Now, one of the great things that has happened in the last six months is that whereas there are a number of these ethnic insurgencies groups which had done a ceasefire with the government, there were still some that had not, noticeably the Karen.
The Karen national army has been waging a six year war basically. And suddenly there’s a ceasefire there.
And there’s only really one group now which there is no ceasefire.
But the tension between the majority people and the minority people explain so much of Burma’s not only recent history but entire history and that is if these ceasefires hold, it’s a massive first step forward.

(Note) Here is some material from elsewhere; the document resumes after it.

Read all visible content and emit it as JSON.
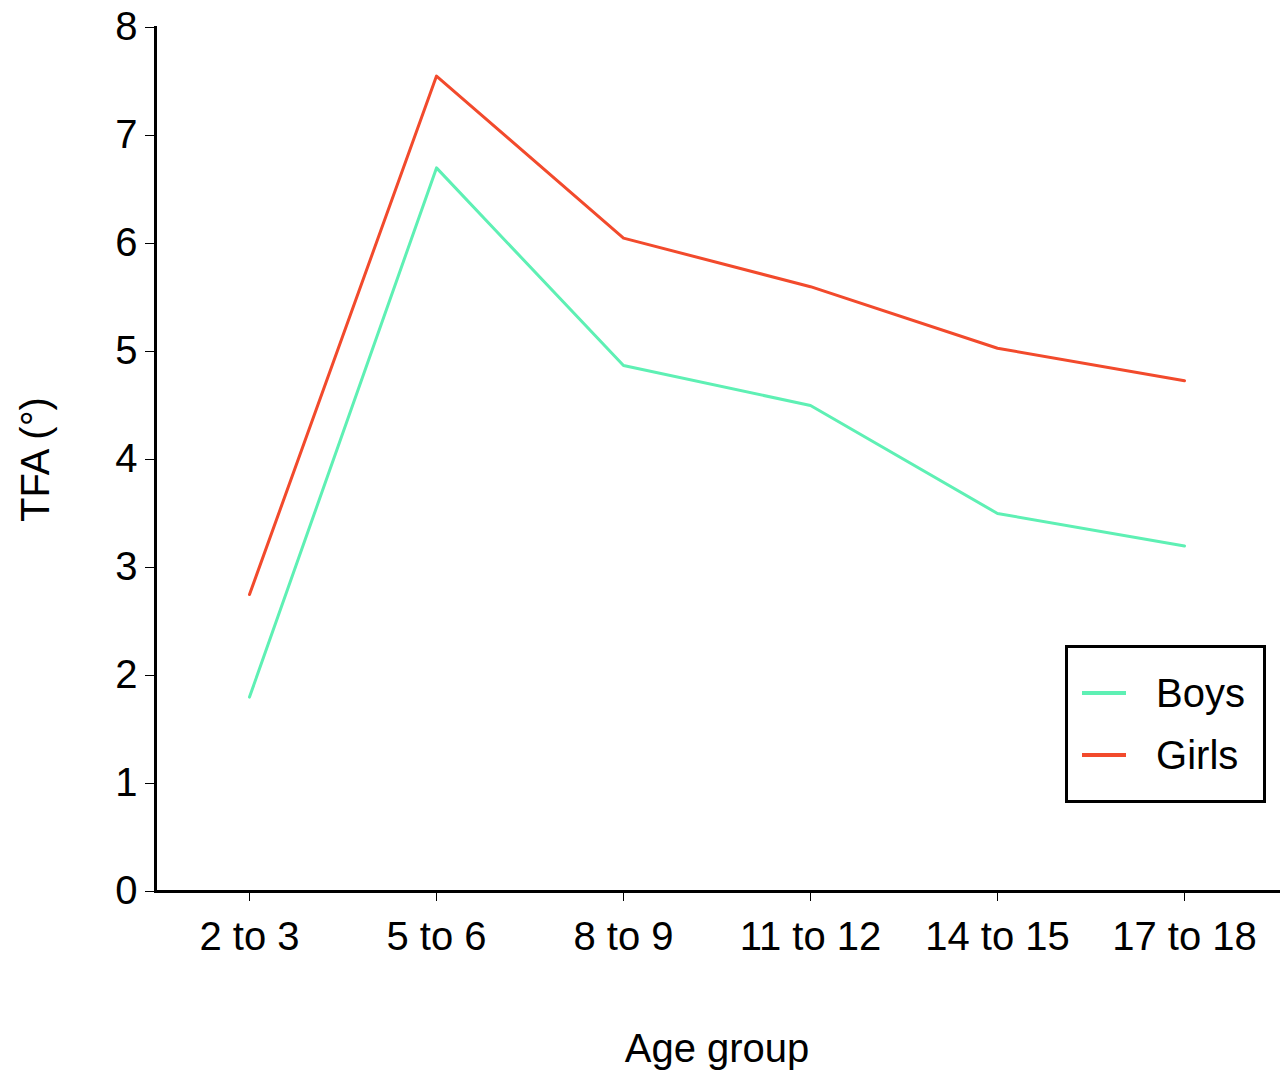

What has to happen is that as the economy opens up, as the sanctions which the European Union, Britain and America have imposed in Burma as they are relaxed and I hope scrapped very quickly, they’ve got to be real economic opportunities for the minority people so that the minority people can feel that they are part of the new happiness, as it were.
And if that is done, then we’re indeed talking about happy days in the next ten years in Burma.
Press TV: Well there’s always a danger of playing off big superpowers or blocs in this way, I want to say daily average wages of USD 2.20 in Burma. When the British foreign secretary or the US secretary of state visits Burma and trade delegations start to arrive as the sanctions go, how confident are you that deals and contracts won’t be sewn up at very low prices as they hedge against China when it comes to what the Burmese think?
Wintle: Well, if you look at Cambodia for example, the big industry there and practically the only industry there apart from agriculture is the garment industry. There are some very well known high street names like Marks and Spencer have garment factories there. And Cambodia doesn’t really have any mineral sources to speak of.
Burma is a very different thing. They’ve got a huge amount of mineral sources; they’ve got a bigger population, a more varied population, etc. Of course, there will be Western countries which will seek to exploit a cheap labor force.
Press TV: Do you see this as part of a non-aligned movement or do you see it as changing very much towards the West? I mean, it’s the “bi-polarity” here that diplomats, I don’t know, behind you in MI5 or further down the river in MI6 is banking. Is that “bi-polarity”?
Wintle: The leaders in Myanmar are very busy making up their minds and they want to be the sort of newest dragon economy on the block. And good luck to them!